Altogether the ‘Victoria’ is a most charming inn, either to the wave-worn mariner wearied by the cruel buffetings of the North Sea, or to the weather-beaten sportsman returning straight from the bleak snow-fields of the interior of Norway. We never stayed there for more than two days, but for that time it is an uninterrupted dream of delight.

July 12.—

We had a very hard day, buying all sorts of things to make our stores complete: jam, butter, whisky, soap, and matches, Tauchnitz books, and several other necessaries. The butter is most important, as the best variety that can be got up country is extremely nasty; the worst is unutterably vile, though it is quite possible to acquire almost a liking for the peculiarities of the better kind after starvation has stared you in the face. We were much put out at not being able to get a small keg of whisky, as we fear that the bottles will fare badly in the rough travelling we shall have.

Accounts of Christiania may be found in many excellent guide-books, with which this simple story cannot hope to compete, so we will not attempt to describe the town, since, though our knowledge of all the grocers’ shops is voluminous and exhaustive, we are totally ignorant of the interior arrangements of either the churches or police stations.

The Skipper was very anxious to get some violet ink, because he is firmly convinced that it is the only sort fit for a gentleman to use. ‘A man,’ he said, ‘is known by his ink;’ so we went into many shops and asked for that concoction, always in the English tongue. Then we arrived at a shop where they did not speak our language; and here suddenly, to the intense surprise of Esau, the Skipper broke forth into a long harangue in Norse, concluding with an extremely neat peroration. The shopkeeper listened with respectful admiration, and then said, ‘No, this is a stationer’s shop, we do not keep it.’ Then Esau gave way to irreverent laughter, and the shopkeeper concluded that we were attempting a practical joke, and we had to fly. The Skipper was not angry, but very much hurt. It afterwards transpired that he had got up the whole of that magnificent burst of eloquence out of ‘Bennett’s Phrase Book,’ and then it had failed for want of two or three right words; truly very hard.

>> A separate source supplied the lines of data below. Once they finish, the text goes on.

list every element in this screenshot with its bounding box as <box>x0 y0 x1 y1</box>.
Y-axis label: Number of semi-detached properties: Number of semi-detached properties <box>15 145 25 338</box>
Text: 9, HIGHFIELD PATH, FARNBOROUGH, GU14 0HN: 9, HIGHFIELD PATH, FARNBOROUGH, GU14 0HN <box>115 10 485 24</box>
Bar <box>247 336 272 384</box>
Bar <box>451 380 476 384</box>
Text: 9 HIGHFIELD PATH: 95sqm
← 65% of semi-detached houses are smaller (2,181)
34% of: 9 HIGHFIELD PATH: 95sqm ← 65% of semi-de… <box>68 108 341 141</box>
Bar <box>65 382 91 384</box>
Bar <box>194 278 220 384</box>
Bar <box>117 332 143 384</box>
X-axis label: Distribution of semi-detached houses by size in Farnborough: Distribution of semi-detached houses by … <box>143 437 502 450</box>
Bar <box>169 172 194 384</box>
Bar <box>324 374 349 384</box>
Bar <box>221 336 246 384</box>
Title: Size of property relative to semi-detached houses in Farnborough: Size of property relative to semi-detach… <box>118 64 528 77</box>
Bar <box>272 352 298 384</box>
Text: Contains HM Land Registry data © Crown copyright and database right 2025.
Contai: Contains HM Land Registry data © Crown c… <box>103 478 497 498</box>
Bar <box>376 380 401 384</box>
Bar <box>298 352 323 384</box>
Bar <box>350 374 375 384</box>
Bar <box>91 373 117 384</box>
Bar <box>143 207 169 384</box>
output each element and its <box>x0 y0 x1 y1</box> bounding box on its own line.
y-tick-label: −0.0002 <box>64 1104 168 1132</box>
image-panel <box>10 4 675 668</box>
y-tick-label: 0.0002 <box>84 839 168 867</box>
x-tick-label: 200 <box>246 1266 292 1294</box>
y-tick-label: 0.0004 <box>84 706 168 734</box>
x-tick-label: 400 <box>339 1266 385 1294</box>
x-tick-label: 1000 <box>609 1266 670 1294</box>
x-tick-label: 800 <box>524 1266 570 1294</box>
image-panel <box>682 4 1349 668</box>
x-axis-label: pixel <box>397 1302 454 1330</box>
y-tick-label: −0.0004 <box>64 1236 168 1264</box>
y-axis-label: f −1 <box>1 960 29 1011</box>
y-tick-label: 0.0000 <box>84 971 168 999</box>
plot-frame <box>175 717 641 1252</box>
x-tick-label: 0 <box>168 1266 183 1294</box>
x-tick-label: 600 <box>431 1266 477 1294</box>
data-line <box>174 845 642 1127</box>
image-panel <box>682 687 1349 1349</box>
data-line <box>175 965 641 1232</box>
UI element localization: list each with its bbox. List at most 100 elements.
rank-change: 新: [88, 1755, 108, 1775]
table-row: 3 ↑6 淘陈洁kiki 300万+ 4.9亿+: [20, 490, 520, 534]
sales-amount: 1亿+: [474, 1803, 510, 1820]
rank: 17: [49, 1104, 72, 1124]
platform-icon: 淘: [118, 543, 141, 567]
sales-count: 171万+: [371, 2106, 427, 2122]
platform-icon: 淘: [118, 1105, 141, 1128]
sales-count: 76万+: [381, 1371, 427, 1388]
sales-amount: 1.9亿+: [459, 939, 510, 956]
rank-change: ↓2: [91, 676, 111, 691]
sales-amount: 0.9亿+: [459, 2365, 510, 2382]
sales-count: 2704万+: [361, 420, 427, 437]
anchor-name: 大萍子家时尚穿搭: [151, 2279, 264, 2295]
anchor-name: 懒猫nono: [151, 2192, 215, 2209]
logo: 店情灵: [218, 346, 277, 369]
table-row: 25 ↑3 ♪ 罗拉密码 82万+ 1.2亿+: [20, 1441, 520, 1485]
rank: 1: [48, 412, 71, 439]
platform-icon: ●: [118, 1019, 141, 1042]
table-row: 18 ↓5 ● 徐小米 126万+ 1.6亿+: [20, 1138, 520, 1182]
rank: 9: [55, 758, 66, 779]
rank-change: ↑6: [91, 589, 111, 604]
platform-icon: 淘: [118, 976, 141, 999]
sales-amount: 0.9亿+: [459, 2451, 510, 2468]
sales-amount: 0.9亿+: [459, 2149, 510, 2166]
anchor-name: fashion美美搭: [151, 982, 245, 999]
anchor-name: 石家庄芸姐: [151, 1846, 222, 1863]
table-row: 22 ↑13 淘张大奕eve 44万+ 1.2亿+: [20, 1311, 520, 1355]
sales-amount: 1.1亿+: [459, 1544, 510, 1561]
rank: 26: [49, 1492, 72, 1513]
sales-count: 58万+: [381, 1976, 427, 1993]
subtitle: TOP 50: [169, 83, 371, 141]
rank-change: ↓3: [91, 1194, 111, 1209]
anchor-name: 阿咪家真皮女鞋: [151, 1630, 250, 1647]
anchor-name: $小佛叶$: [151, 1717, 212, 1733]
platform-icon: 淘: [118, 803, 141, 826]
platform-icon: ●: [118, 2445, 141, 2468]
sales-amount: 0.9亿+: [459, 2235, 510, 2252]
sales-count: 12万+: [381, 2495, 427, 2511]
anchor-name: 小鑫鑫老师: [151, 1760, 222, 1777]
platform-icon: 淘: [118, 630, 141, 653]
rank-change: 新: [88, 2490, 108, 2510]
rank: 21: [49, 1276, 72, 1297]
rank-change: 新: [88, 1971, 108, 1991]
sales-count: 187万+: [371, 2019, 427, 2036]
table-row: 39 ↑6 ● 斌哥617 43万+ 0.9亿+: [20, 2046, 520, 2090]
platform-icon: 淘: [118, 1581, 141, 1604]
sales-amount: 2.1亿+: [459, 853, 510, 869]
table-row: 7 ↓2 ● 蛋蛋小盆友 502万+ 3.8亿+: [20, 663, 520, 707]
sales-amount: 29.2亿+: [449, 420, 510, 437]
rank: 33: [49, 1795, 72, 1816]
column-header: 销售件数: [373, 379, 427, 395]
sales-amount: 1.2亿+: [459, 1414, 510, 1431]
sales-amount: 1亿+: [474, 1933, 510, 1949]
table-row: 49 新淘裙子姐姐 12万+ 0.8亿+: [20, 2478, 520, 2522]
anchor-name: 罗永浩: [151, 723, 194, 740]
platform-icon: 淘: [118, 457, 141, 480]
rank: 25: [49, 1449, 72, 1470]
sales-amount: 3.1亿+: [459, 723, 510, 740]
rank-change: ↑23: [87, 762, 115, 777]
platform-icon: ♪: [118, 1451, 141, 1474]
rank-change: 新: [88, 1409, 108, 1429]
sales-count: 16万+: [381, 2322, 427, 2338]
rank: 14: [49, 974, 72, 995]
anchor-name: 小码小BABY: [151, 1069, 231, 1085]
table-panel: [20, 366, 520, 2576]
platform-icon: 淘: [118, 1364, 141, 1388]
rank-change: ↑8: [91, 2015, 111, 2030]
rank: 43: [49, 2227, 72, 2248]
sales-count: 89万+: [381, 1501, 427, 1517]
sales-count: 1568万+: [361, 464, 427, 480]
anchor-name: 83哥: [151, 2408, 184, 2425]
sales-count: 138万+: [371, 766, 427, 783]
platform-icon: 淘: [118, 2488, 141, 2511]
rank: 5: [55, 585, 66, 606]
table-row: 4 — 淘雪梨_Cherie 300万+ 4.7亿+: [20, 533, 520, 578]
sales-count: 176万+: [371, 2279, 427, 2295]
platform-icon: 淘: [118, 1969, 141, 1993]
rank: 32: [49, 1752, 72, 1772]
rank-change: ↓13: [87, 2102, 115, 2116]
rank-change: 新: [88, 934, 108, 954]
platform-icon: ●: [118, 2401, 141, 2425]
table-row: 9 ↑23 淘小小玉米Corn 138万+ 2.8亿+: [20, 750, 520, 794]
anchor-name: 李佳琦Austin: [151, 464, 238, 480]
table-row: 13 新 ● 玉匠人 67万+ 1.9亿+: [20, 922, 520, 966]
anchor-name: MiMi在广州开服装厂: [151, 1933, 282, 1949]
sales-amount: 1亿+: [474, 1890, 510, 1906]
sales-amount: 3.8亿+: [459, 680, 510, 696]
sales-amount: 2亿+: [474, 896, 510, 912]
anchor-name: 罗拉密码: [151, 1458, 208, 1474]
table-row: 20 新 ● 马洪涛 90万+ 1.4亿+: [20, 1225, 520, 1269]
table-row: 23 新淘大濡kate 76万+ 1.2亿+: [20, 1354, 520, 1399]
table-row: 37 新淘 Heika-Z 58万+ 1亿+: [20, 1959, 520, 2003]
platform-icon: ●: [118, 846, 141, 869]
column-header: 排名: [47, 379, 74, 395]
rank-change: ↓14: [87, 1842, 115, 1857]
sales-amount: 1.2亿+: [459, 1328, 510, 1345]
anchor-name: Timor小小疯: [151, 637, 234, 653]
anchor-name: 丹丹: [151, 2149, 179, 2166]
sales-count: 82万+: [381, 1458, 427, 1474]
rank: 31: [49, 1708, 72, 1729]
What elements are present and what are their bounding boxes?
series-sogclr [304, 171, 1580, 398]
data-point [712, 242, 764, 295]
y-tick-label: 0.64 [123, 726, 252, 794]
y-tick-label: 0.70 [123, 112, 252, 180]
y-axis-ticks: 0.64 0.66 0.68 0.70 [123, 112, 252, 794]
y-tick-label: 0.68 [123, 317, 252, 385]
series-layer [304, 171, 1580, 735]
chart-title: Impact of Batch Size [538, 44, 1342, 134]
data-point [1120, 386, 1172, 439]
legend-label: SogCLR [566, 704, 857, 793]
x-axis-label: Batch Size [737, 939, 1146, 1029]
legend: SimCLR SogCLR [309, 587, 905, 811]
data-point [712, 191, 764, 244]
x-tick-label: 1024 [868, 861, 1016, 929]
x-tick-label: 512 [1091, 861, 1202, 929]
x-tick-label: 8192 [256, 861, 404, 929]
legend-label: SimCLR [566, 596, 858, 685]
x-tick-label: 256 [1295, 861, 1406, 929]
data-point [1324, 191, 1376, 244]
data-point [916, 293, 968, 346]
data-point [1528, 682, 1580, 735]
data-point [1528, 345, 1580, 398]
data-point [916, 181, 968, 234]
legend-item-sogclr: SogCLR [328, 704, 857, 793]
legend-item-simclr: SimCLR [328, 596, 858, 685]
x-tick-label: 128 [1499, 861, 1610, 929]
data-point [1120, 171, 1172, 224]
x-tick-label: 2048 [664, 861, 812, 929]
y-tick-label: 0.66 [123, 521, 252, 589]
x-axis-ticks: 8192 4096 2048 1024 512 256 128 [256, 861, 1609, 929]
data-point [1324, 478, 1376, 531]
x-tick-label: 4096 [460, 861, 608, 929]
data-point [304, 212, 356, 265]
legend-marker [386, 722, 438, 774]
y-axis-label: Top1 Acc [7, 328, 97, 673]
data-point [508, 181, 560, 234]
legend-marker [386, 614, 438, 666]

We took our canoes to the railway station, and despatched them to Lillehammer this afternoon; they had been a source of great interest to all beholders since our arrival, especially to the Norwegians, who have all a sort of natural affinity with any kind of boat, and seem very much pleased with the combined lightness and strength of their build. As far as we can learn they are the first of the kind that have yet been brought to this country.